Les pintades, les oies et le renard

J'ai écrit ça au lycée, pour le cours de français, je suis tombée dessus cet après-midi et comme je l'ai trouvée drôle, j'ai décidé de vous la faire partager... Je pense que le sujet était un truc du genre : " prenez une morale de La Fontaine et réécrivez la fable. " Alors, j'étais hors-sujet ou pas ?




Il y avait, dans une contrée lointaine, une ferme, dont le paysan, très pauvre, n'avait pu doter que de pintades et d'oies.
Les pintades formaient un groupe d'élite qui faisait régner l'ordre dans la basse-cour. Très douées dans l'art de la propagande, elles s'y employaient toute la journée et avec le plus grand zèle afin de maintenir le joug qu'elles exerçaient sur les oies. Je vais tâcher de vous traduire ce qu'elles disaient, dans la mesure du possible. Le langage des pintades est mille fois plus fin et précis que le français, aussi ne pourrais-je vous donner qu'une idée générale de leur discours.
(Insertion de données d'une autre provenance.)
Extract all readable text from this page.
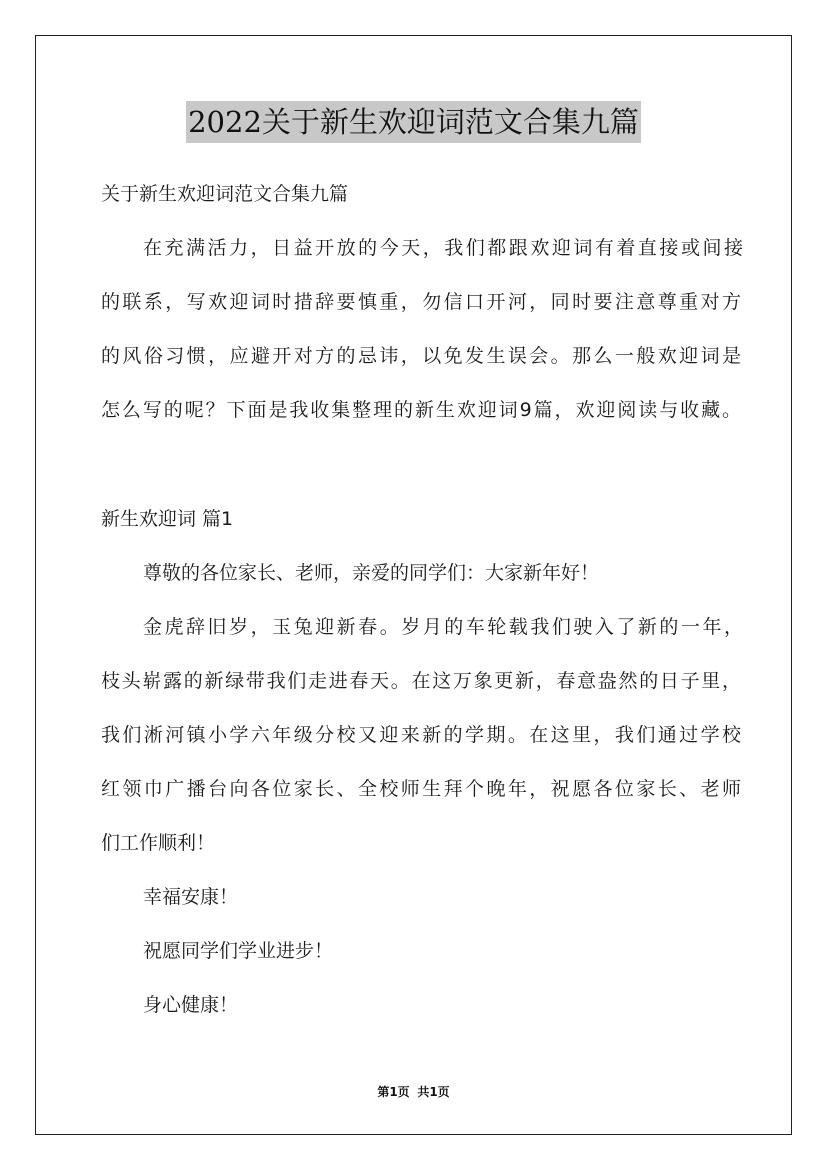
2022关于新生欢迎词范文合集九篇
关于新生欢迎词范文合集九篇
在充满活力，日益开放的今天，我们都跟欢迎词有着直接或间接
的联系，写欢迎词时措辞要慎重，勿信口开河，同时要注意尊重对方
的风俗习惯，应避开对方的忌讳，以免发生误会。那么一般欢迎词是
怎么写的呢？下面是我收集整理的新生欢迎词9篇，欢迎阅读与收藏。
新生欢迎词 篇1
尊敬的各位家长、老师，亲爱的同学们：大家新年好！
金虎辞旧岁，玉兔迎新春。岁月的车轮载我们驶入了新的一年，
枝头崭露的新绿带我们走进春天。在这万象更新，春意盎然的日子里，
我们淅河镇小学六年级分校又迎来新的学期。在这里，我们通过学校
红领巾广播台向各位家长、全校师生拜个晚年，祝愿各位家长、老师
们工作顺利！
幸福安康！
祝愿同学们学业进步！
身心健康！
第1页 共1页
Je laisse le soin au lecteur qui connaîtrait, lui aussi, ce langage, de deviner les subtilités de leur discours dans ma traduction.
Ainsi, criaient-elles aux oies qui les écoutaient dévotement : " Nous ferons subir une déformation faciale à toutes celles qui auraient l'audace de proposer des arguments contre nos façons de faire. " (Mais les pintades le formulaient avec une concision impossible à traduire en français.) Ou bien : " Le volatile qui vous a engendré était à tout le monde, allez donc vous l'approprier. " (Mais elles le disaient d'une manière différente.) Ou encore : " Si les pintades ne sont pas d'une race supérieure, ce sont les autres qui nous sont inférieures. Prouvez-nous donc le contraire. " (Mais elles l'exprimaient avec plus de grandeur et d'absolu.)
Tout ça, pour faire peur et manipuler aisément le troupeau d'oies nonchalant, banal et voire quelque fois un peu idiot avec qui elles habitaient. Mais les pintades, par bonté et parce qu'elles étaient bien supérieurement intelligentes, protégeaient toute la basse-cour des prédateurs, et ce rien qu'avec leurs discours. Aussi, personne ne disait rien.

Non loin de là, vivait un renard. Il venait d'arriver dans la région et ne connaissait pas très bien les environs. Il avait essayé d'attraper les poules de toutes les fermes du canton, malheureusement pour lui, toutes étaient bien gardées par les chiens des fermiers, aussi n'avait-il rien pris. Son ventre le poussa jusqu'à la ferme des pintades et des oies, où il vit sa dernière chance. Il n'y avait pas de chien, le fermier était partit se coucher, aussi s'approcha-t-il du grillage de la basse-cour et écouta ce qui se passait.
À peine eut-il entendu les pintades parler qu'il fut pris d'une terreur effroyable. Leur discours suffit à le décourager. Alors, voyant passer une oie, seule, se dandinant en cadence sur son derrière, avec un air un peu bêta, il se dit qu'il avait sûrement sa chance avec un animal pareil et il lui sauta dessus pour la dévorer.
Il n'avait toutefois pas prévu, après avoir entendu les pintades, que l'oie se défende, ni même qu'elle se défende si bien ! Elle le pinça de part en part et si fort, qu'il dut prendre la fuite et retourner se terrer dans son terrier, la queue entre les jambes. 

Mais son ventre criait toujours famine ! Alors, poussé par l'instinct de survie, à grand renfort de courage, il osa s'attaquer à une pintade, boiteuse, seule, coincée au fond d'une ruelle sombre.

Et fort encouragé par ce meurtre facile, les décima toutes.


Les gens sans bruits sont dangereux, il n'en n'est pas ainsi des autres.